Jean-François Douguet

 

Bernez Rouz : Le vol de 1773 à Kerdévot était connu des Gabéricois et nous l'avions signalé dans le Livre d’Or du cinquième centenaire. Mais il n’avait jamais été étudié.

Jean-François Douguet a dépouillé le dossier judiciaire de cette affaire qui met en cause un jeune homme de Coat Piriou. Cette étude est un travail considérable de précision et de rigueur historique. La synthèse que Jean-François nous donne de près de huit cents pages de procédure est un modèle du genre. Il fait vivre le petit peuple des campagnes - nos ancêtres - à travers les témoignages que contient le dossier des archives départementales. On voit ainsi apparaître les Mahé de Kerdévot, les Kernevez de Kerveilh, les Le Berre de Trolan, les Le Bihan de Kerampeillet, les Caugant de l'auberge de Ty-Nevez et bien sûr le recteur Clet Delécluse.

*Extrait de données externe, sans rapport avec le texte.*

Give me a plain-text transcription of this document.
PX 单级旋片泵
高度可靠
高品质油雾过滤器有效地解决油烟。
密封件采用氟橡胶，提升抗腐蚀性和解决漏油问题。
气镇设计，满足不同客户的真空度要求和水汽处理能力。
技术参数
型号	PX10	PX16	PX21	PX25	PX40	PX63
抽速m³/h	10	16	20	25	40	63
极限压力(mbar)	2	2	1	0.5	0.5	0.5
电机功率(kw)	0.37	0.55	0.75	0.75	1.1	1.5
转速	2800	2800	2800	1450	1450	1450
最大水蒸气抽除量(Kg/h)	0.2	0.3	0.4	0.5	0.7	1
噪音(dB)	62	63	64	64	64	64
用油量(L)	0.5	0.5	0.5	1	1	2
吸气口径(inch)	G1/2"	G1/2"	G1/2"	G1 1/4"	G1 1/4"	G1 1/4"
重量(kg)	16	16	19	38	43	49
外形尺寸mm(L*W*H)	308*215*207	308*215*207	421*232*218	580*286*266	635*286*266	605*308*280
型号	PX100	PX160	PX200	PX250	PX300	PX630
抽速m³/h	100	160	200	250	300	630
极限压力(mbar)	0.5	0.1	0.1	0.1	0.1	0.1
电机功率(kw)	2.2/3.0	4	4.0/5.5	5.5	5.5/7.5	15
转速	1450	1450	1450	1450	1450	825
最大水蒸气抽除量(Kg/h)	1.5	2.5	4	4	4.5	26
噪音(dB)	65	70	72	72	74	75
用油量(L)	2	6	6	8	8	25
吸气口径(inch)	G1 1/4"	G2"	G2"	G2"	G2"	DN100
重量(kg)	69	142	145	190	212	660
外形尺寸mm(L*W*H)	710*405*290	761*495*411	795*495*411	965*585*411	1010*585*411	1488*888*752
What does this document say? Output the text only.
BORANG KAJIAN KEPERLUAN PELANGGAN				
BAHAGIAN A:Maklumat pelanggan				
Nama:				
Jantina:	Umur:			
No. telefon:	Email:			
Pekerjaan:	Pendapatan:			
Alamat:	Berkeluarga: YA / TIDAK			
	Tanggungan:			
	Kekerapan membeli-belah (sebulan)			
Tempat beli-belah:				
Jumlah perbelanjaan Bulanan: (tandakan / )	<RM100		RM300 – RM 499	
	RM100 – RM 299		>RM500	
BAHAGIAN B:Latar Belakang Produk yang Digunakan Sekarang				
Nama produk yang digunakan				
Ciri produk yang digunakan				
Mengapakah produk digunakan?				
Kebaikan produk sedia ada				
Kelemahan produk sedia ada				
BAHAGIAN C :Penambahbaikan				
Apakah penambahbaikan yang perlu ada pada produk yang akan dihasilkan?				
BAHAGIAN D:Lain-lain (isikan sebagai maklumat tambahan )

Notre Gabéricois, Guenel Le Pape, est venu publier ses bans de mariage. Sa fiancée dira qu'il aurait mieux fait de venir seul et non avec des petits voyous de Brest. On les retrouve à faire les cents coups aux Carmes à Pont l'abbé, chez les Kermorial à Plonéour-Lanvern, au château et Keroual près de Brest, tout ceci entrecoupé de libations dans les auberges de Quimper, de Brest et d'Ergué. Bref des voleurs peu discrets.

Note : nous vous signalons que malgré la difficulté de la lecture, la graphie d'origine a été conservée.

 

Le vendredi 22 octobre 1773 au matin, la petite Marie Jeanne, 4 ans, se présente devant son père, sur le placître de la chapelle de Kerdévot, une barre de fer à la main. Et quand, intrigué, il lui demande d’où elle tient cet objet, elle le mène au pied de la sacristie. C’est ainsi que Joseph Mahé découvre une fenêtre fracturée.

Des traces de pas…

Dossier des vold de Kerdevot Sans plus attendre, il part au bourg, alerter le curé, Clet Delécluse. Celui-ci arrive dans l’après-midi, et constate les dégâts : les trois armoires situées dans la sacristie ont été fracturées, et tout l’argent de la fabrique qu’elles contenaient a été volé. Le recteur fait alors sonner le tocsin pour alerter le voisinage, et commence son enquête. Il remarque des traces de pas, de trois personnes différentes : « un portant un soulier garnis de huit clous a du cassé l’un des tallons, l’autre sans clou, le troisième enfin ayant un gros soulier dans le gouts d’un porte chaise ». Il entreprend de suivre ces traces, qui le mènent jusqu’à la chapelle Saint-Jean, puis jusqu’à un cabaret, à Ty Néves, sur la route de Coray... Mais là s’arrêtent les traces... et l’enquête du recteur.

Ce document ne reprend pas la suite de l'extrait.